Auf einer anderen Ebene liegt dann wieder die Auseinandersetzung mit den Links, die bei der Erstellung der Wikis von den Lernenden zu setzen waren. An diesem Beispiel gelingt es Hodel, den von ihm entwickelten Begriff des "Klassennarrativs", in den auch das Referat eingegliedert wird, interessant zu erläutern. Unter diesem Begriff versteht er die Geschichte, die generell und unabhängig von medialen Szenarien im "Verlauf des Unterrichtsgeschehens konstruiert wird" (296). Anhand verschiedener Diagramme wird gezeigt, wie die erstellte Verlinkung in den Wikis aussah und wie ein Klassennarrativ zustande kommt. Auf dieser Grundlage kommt Hodel dann zum Schluss, dass die Verlinkung sowohl für eine "narrative Verdichtung" als auch für eine "narrative Weiterung" sorgt. Insgesamt macht Hodel mit dem "Verkürzen" und "Verknüpfen" zwei Techniken bei der Arbeit mit digitalen Netzmedien aus.

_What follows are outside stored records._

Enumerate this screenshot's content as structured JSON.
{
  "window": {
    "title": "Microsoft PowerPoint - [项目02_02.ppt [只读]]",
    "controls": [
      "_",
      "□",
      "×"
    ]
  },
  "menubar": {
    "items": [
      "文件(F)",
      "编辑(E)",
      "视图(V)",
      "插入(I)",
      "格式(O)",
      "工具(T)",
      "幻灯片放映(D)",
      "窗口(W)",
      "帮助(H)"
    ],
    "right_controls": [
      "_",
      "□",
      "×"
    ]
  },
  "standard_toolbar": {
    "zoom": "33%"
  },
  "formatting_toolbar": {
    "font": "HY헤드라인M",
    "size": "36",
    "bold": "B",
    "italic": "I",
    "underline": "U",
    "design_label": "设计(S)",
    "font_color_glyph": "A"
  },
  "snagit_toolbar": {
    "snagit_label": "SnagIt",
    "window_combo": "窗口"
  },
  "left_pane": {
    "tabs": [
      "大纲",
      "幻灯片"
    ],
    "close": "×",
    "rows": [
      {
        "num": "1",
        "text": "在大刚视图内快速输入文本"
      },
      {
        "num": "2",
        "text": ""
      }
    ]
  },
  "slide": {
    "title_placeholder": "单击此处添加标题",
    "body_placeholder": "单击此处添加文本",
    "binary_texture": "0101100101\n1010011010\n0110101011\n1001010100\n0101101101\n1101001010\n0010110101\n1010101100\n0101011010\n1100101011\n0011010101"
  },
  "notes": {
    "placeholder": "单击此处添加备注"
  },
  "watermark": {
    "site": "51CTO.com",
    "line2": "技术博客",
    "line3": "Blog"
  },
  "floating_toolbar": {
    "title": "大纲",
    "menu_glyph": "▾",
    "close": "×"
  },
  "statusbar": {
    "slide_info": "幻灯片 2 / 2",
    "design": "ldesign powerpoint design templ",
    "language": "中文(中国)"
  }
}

Während er unter dem Verkürzen die Erstellung von "in sich geschlossenen, linear angeordneten Darstellungen" versteht, wie sie schon in der Buchkultur praktiziert wurde, beschreibt er mit dem Verknüpfen eine medienspezifische Strategie, mit der die lineare Grundanordnung von Narrationen aufgehoben wird, denn über die Verwendung von Links entsteht ein "Netz[...] narrativer Fragmente", das je nach Erkenntnisinteresse aktiviert werden kann (329).
Sicherlich ließe sich abschließend sagen, dass die Studie mit sieben Probanden bei der letzten Erhebung alles andere als repräsentativ ist. Auch kann man berechtigte Zweifel darüber äußern, ob die Untersuchung von Wikis Aussagen über die Erstellung von Referaten ermöglicht. Und auch das zu Beginn der Arbeit formulierte Erkenntnisinteresse, wonach Referate außerhalb der Unterrichtszeit entstehen, spielt bei der Analyse schließlich keine große Rolle mehr. Aber unabhängig davon und unabhängig von den konkreten Ergebnissen, kann Hodels Arbeit als ein notwendiger Baustein hin zu einer offenen, unvoreigenommenen Auseinandersetzung mit dem digitalen Wandel verstanden werden. Wie er selbst schreibt, werden sich der Geschichtsunterricht und das historisches Denken durch den Einsatz neuer Medien grundlegend verändern. Wenn man davon ausgeht, dass diese Veränderungen gleichzusetzen sind mit den Veränderungen, die durch die Erfindung des Buchdrucks oder durch die Erfindung der Schrift hervorgerufen worden sind, kann die damit verbundene Komplexität nicht in einer einzelnen Arbeit erfasst werden.
Anmerkungen:
[1] M. McLuhan: Die magischen Kanäle, Düsseldorf 1992; N. Postman: Wir amüsieren uns zu Tode, 11. Auflage, Frankfurt/Main 1998.
[2] A. L. Strauss / L. Corbin: Grounded theory. Grundlagen qualitativer Sozialforschung, Weinheim 1996; Ph. Mayring: Qualitative Inhaltsanalyse. Grundlagen und Techniken, Weinheim 2008.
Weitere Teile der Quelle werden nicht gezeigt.